Chamava-se Escritor, pois era um fazedor de palavras. Tinha em si o dom mais bonito do mundo e vivia escrevendo livros. Livros que muitas pessoas liam, tantas pessoas, livros exibidos em expositores em grandes livrarias, livros que a menina lia com sofreguidão no recato anónimo do seu quarto.

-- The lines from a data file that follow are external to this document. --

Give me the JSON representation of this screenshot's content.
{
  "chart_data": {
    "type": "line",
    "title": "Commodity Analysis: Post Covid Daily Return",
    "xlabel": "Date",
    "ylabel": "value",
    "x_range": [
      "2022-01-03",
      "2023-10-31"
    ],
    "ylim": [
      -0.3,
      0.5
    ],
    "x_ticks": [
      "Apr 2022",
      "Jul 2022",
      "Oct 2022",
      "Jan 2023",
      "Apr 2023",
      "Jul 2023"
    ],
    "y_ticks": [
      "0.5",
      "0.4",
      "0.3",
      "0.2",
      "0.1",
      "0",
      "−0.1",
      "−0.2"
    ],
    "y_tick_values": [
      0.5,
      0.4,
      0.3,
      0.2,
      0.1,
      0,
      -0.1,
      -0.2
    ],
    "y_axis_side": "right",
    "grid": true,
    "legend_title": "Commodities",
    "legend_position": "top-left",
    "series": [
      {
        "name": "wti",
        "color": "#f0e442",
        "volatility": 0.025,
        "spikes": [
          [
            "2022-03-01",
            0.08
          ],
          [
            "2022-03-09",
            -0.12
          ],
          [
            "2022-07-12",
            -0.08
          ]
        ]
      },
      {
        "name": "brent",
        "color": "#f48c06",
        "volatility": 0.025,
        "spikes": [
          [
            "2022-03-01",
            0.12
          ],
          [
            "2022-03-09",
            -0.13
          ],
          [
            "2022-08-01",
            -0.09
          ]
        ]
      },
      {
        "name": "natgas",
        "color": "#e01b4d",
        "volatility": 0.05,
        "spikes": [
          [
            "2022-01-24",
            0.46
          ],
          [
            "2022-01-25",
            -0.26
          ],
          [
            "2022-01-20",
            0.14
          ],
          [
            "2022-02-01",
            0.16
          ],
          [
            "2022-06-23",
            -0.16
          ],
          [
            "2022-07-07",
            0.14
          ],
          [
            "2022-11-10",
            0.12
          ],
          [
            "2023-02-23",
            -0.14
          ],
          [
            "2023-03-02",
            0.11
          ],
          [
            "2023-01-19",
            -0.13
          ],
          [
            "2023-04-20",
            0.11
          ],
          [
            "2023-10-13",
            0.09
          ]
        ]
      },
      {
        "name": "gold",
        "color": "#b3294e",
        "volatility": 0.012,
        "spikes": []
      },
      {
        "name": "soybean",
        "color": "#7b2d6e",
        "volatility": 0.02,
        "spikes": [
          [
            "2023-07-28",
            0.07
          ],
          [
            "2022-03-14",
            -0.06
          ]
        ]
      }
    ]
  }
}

Quando leu os livros do Escritor, ela compreendeu. Cada palavra, cada contexto, cada sentimento, cada ênfase. Mas o pensamento não falou exactamente assim, e o que soou foi que tinha sido compreendida. Um revés de sentido, que a coloca a ela no centro do mundo.
Mas tantos o lêem. Talvez ela esteja enganada e o milagre da compreensão não seja tão raro assim.
Um dia, ela soube que o Escritor estaria na cidade. Sentiu curiosidade, não muita, mas o suficiente. Pois bem, faria por estar presente. Apanhou o autocarro para a tal cidade e caminhou por longo tempo até encontrar a livraria. Enquanto caminhava, procurava sinais. O que esperaria encontrar? Uma cidade engalanada para receber o Escritor? A cidade estava igual ao que sempre fora, só nos seus olhos havia um brilhozinho de expectativa comedida.
A menina não falou com o Escritor. Entrou na livraria e voltou atrás. Às vezes desilude-se com as coisas e, pelo sim pelo não, não valia a pena arriscar. Teve medo de descobrir que, no fim de contas, todos fingem, todos mentem. Até o artista, que vive a arte a intervalos.
O que escreve o Escritor é tremendo. Como um dedo esticado que toca por acaso um coração ferido. Dói, mas acorda o grito e traz a vida.
Ele é o Escritor. A menina de que vos falo uma leitora, que sonha em segredo que um dia lhe chamem o mesmo nome também. É só um sonho. É tudo este sonho.
Nasceram sob o signo do mesmo amor. A ele não lhe faltam palavras, enquanto ela parece ser dona de um destino calado e silente. Por um dom como aquele, ela venderia a alma e seria tão pouco.
Não sabe escrever amor, mas sabe senti-lo e tem em si o orgulho indecente de acreditar que ninguém ama mais do que ela. As palavras.